A possible lipomodelling (lipofilling or reinjection of fat) completes the procedure in order to pad the vaginal wall and ensure good trophicity. A fatty tulle is applied to the vulva as a bandage.
The duration of the operation is approximately 1 hour to 1 hour 30 minutes.
The stay in the clinic is one night with an exit the day after the operation.
-A nymphoplasty (reduction of the labia minora) is sometimes performed at the same time of operation.
-A amplification of the G-spot by lipomodelling (reinjection of fat) is possible, further improving the functional result.
-An episiotomy scar can be resected at the same time.
-Finally, a cure for stress urinary incontinence could advantageously be combined at the same time of operation with the placement of a suburethral band by the retropubic or transobturator route.
The immediate consequences are not really painful and the usual analgesics will ensure good comfort. Showers are authorized the next day. Local care is essential and you will be provided with strict instructions for personal hygiene.
Swelling (edema) of the vulva is usual.
It is recommended to sit on a special cushion called “perineum cushion” which makes the suites comfortable.
Minimal bleeding continues for the first days. The use of sanitary tampons is prohibited for 2 weeks. External healing is ensured in about ten days. If a suburethral tape is placed, urination is regularized in a few days.
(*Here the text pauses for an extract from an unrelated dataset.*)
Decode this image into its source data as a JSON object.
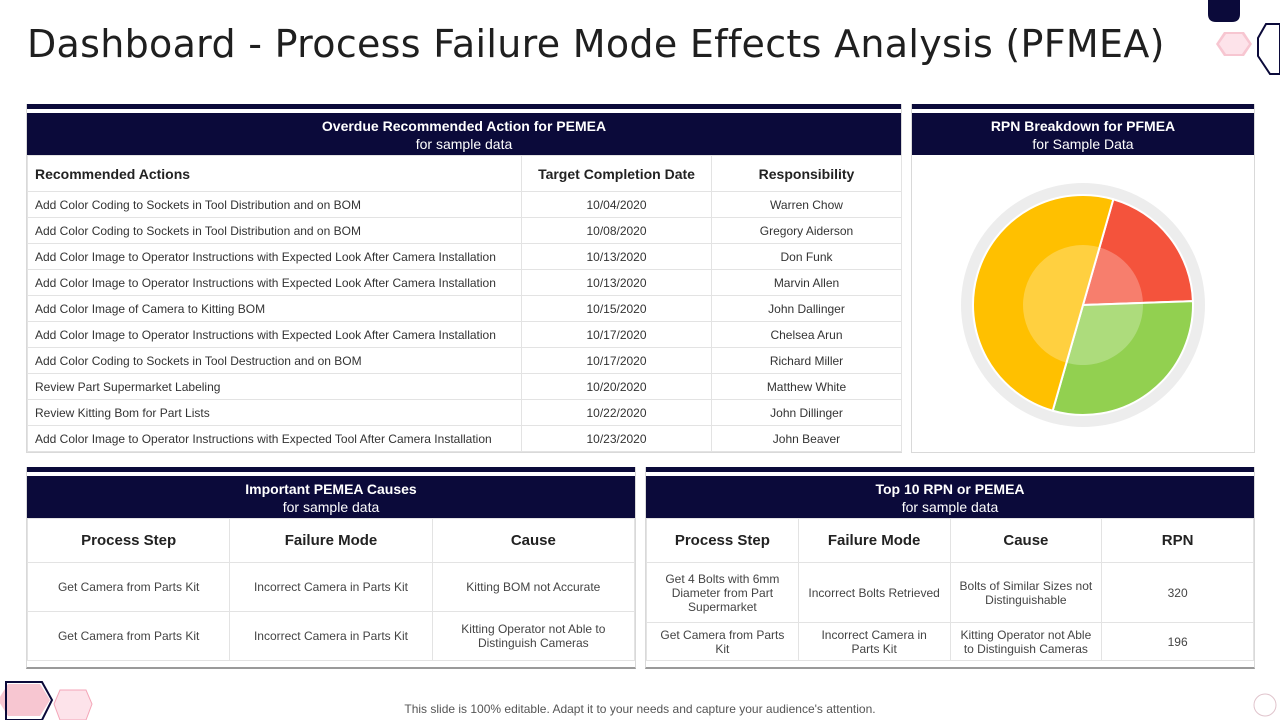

A work stoppage of one week will be issued to you for your employer who will never know of its cause. You should refrain from any significant physical effort and from carrying heavy loads for 1 month. The resumption of sport is only possible at this time.
Sexual relations are possible after complete healing beyond the 3rd week. Their recovery will be gradual with the possible use of lubricants. The newly reconstructed vagina may feel a bit tight at first, and muscle repair gradually becomes more flexible with intercourse. Local trophic treatment may be advised.
The patient's compliance with the instructions given by the surgeon is essential
Doctor Sylvie ABRAHAM, female cosmetic surgeon, guarantees you a conscientious and considerate personalized follow-up. You can reach her at any time, 24 hours a day, for any post-operative question.
Post-operative consultations are included in the quote.
Surgical progress and current techniques for lifting the vagina now allow natural and aesthetic results to be obtained, while avoiding postoperative risks and complications as much as possible.
The results are assessed beyond the 3rd postoperative month. The vagina has regained a normal caliber and all its tone. This surgery allows the woman to recover a harmonious sex life and the couple to rebuild themselves. The reports become "as before" and the vagina recovers its tone which the woman and her partner perceive perfectly for their greatest pleasure. No scar is visible.
If a new pregnancy is planned, it will take 6 months to schedule it; a cesarean will be considered depending on the weight of the baby and the mother's perineum.
Doctor Sylvie ABRAHAM, specialist in intimate surgery, performs the procedure herself and provides post-operative follow-up; she will be able to accompany you throughout your project, before, during and after the operation.
In conclusion, vaginoplasty is a reliable procedure which, in the vast majority of cases, gives very good or excellent results in terms of functional, aesthetic and psychological benefits.